= Battle of the Systems =

Controversy in exercise trends

The Battle of the Systems was a controversy over the most effective system of exercise and calisthenics that spanned from the 1830s to the early 1920s, consisted of different systems of exercise mostly in a gymnastic or calisthenic-type format. It raged in the United States as states mandated physical education systems.

==Systems==

===German gymnastics===
Started by Johann Guts Muth and Friedrich Ludwig Jahn, used large fixed apparatus, vaulting and marching. Jahn felt that physical conditioning was essential for a strong nation. The German system had a "militaristic" view of fitness, with a very strict, formal style of physical training: Jahn's purpose in promoting what he called the Turnverein movement was to mold the German youth into strong citizens. It was introduced to America by Charles Beck, a German immigrant. Although they were based on the ideas and work of Friedrich Jahn, the American system was less nationalistic.

===Swedish gymnastics===
Sometimes called the "Swedish Movement Cure," founded by Pehr Henrik Ling, was a health-oriented approach and recognized for inherent medical values. The Swedish "light gymnastics" used no apparatus, consisting of calisthenics and exercises. It was freer and less rigid than the German system. The Swedish system was made popular in America from the 1880s under Hartvig Nissen and Nils Posse.

===Delsarte system===
A French system created by François Delsarte in the 1890s.
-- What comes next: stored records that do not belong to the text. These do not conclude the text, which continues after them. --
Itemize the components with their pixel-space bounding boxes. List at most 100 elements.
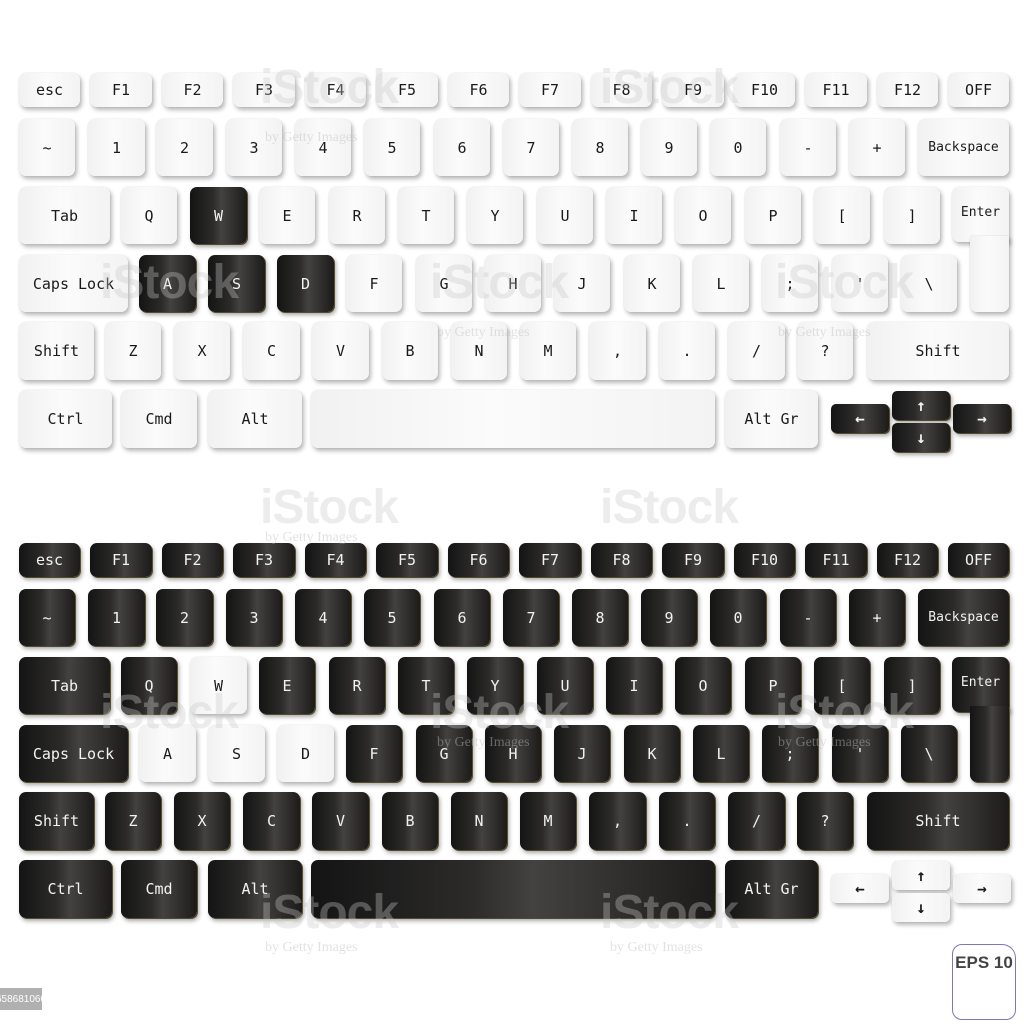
key-arrow-left[interactable]: ← — [831, 404, 889, 433]
key-k[interactable]: K — [624, 255, 680, 312]
key-s[interactable]: S — [208, 255, 265, 312]
key-alt[interactable]: Alt — [208, 390, 302, 448]
key-4[interactable]: 4 — [295, 589, 351, 646]
key-f3[interactable]: F3 — [233, 543, 295, 577]
key-c[interactable]: C — [243, 322, 300, 380]
key-f9[interactable]: F9 — [662, 543, 724, 577]
key-l[interactable]: L — [693, 725, 749, 782]
key-caps-lock[interactable]: Caps Lock — [19, 725, 128, 782]
key-semicolon[interactable]: ; — [762, 725, 818, 782]
key-f9[interactable]: F9 — [662, 73, 724, 107]
key-7[interactable]: 7 — [503, 119, 559, 176]
key-arrow-right[interactable]: → — [953, 404, 1011, 433]
key-m[interactable]: M — [520, 792, 576, 850]
key-f2[interactable]: F2 — [162, 543, 223, 577]
key-3[interactable]: 3 — [226, 589, 282, 646]
key-backslash[interactable]: \ — [901, 255, 957, 312]
key-left-bracket[interactable]: [ — [814, 187, 870, 244]
key-right-bracket[interactable]: ] — [884, 187, 940, 244]
key-backspace[interactable]: Backspace — [918, 119, 1009, 176]
key-f[interactable]: F — [346, 255, 402, 312]
key-i[interactable]: I — [606, 187, 662, 244]
key-p[interactable]: P — [745, 657, 801, 714]
key-slash[interactable]: / — [728, 792, 785, 850]
key-f4[interactable]: F4 — [305, 73, 366, 107]
key-f11[interactable]: F11 — [805, 73, 867, 107]
key-arrow-right[interactable]: → — [953, 874, 1011, 903]
key-comma[interactable]: , — [589, 322, 646, 380]
key-f5[interactable]: F5 — [376, 73, 438, 107]
key-d[interactable]: D — [277, 255, 334, 312]
key-y[interactable]: Y — [467, 187, 523, 244]
key-6[interactable]: 6 — [434, 119, 490, 176]
key-left-bracket[interactable]: [ — [814, 657, 870, 714]
key-right-shift[interactable]: Shift — [867, 792, 1009, 850]
key-f1[interactable]: F1 — [90, 543, 152, 577]
key-quote[interactable]: ' — [832, 255, 888, 312]
key-tilde[interactable]: ~ — [19, 589, 75, 646]
key-f10[interactable]: F10 — [734, 543, 795, 577]
key-0[interactable]: 0 — [710, 119, 766, 176]
key-c[interactable]: C — [243, 792, 300, 850]
key-z[interactable]: Z — [105, 322, 161, 380]
key-8[interactable]: 8 — [572, 119, 628, 176]
key-f7[interactable]: F7 — [519, 543, 581, 577]
key-f2[interactable]: F2 — [162, 73, 223, 107]
key-enter[interactable]: Enter — [952, 657, 1009, 712]
key-x[interactable]: X — [174, 322, 230, 380]
key-slash[interactable]: / — [728, 322, 785, 380]
key-g[interactable]: G — [416, 255, 472, 312]
key-t[interactable]: T — [398, 187, 454, 244]
key-cmd[interactable]: Cmd — [121, 860, 197, 918]
key-1[interactable]: 1 — [88, 119, 145, 176]
key-enter-stem[interactable] — [970, 236, 1009, 312]
key-minus[interactable]: - — [780, 589, 836, 646]
key-quote[interactable]: ' — [832, 725, 888, 782]
key-m[interactable]: M — [520, 322, 576, 380]
key-caps-lock[interactable]: Caps Lock — [19, 255, 128, 312]
key-question[interactable]: ? — [797, 792, 853, 850]
key-7[interactable]: 7 — [503, 589, 559, 646]
key-space[interactable] — [311, 390, 715, 448]
key-p[interactable]: P — [745, 187, 801, 244]
key-u[interactable]: U — [537, 187, 593, 244]
key-ctrl[interactable]: Ctrl — [19, 860, 112, 918]
key-f8[interactable]: F8 — [591, 543, 652, 577]
key-arrow-left[interactable]: ← — [831, 874, 889, 903]
key-i[interactable]: I — [606, 657, 662, 714]
key-6[interactable]: 6 — [434, 589, 490, 646]
key-u[interactable]: U — [537, 657, 593, 714]
key-enter-stem[interactable] — [970, 706, 1009, 782]
key-j[interactable]: J — [554, 725, 610, 782]
key-plus[interactable]: + — [849, 589, 905, 646]
key-n[interactable]: N — [451, 792, 507, 850]
key-arrow-down[interactable]: ↓ — [892, 893, 950, 922]
key-off[interactable]: OFF — [948, 73, 1009, 107]
key-8[interactable]: 8 — [572, 589, 628, 646]
key-comma[interactable]: , — [589, 792, 646, 850]
key-space[interactable] — [311, 860, 715, 918]
key-alt-gr[interactable]: Alt Gr — [725, 860, 818, 918]
key-f8[interactable]: F8 — [591, 73, 652, 107]
key-v[interactable]: V — [312, 792, 369, 850]
key-s[interactable]: S — [208, 725, 265, 782]
key-a[interactable]: A — [139, 255, 196, 312]
key-f6[interactable]: F6 — [448, 543, 509, 577]
key-left-shift[interactable]: Shift — [19, 322, 94, 380]
key-o[interactable]: O — [675, 187, 731, 244]
key-backspace[interactable]: Backspace — [918, 589, 1009, 646]
key-f1[interactable]: F1 — [90, 73, 152, 107]
key-0[interactable]: 0 — [710, 589, 766, 646]
key-f7[interactable]: F7 — [519, 73, 581, 107]
key-t[interactable]: T — [398, 657, 454, 714]
key-period[interactable]: . — [659, 792, 715, 850]
key-e[interactable]: E — [259, 657, 315, 714]
key-f12[interactable]: F12 — [877, 73, 938, 107]
key-f3[interactable]: F3 — [233, 73, 295, 107]
key-arrow-up[interactable]: ↑ — [892, 391, 950, 420]
key-off[interactable]: OFF — [948, 543, 1009, 577]
key-q[interactable]: Q — [121, 657, 177, 714]
key-f11[interactable]: F11 — [805, 543, 867, 577]
key-a[interactable]: A — [139, 725, 196, 782]
key-4[interactable]: 4 — [295, 119, 351, 176]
His system, based on the belief that certain exercises contributed more to poise, grace, beauty and health, and were therefore more beneficial in improving performances in singing, drama and dance, gained popularity in dance and theatre as well as physical education, though in the latter its popularity was limited and short-lived.

===Sargent system===
Founded by Dudley Allen Sargent in the 1800s, it was a system of gymnastics based on both the German and Swedish systems. Sargent constructed many types of apparatus to be used in his program and also experimented in anthropometric measurements. This eclectic system required a thorough medical examination as a basic preliminary to any physical activity.

==Outcome==
There was no winner proclaimed because popularity varied from region to region and as one would gain a strong foothold, another system would grow in popularity. The public would shift with the latest trend. These systems would all but vanish as science and research would reveal the truth in promoters' claims.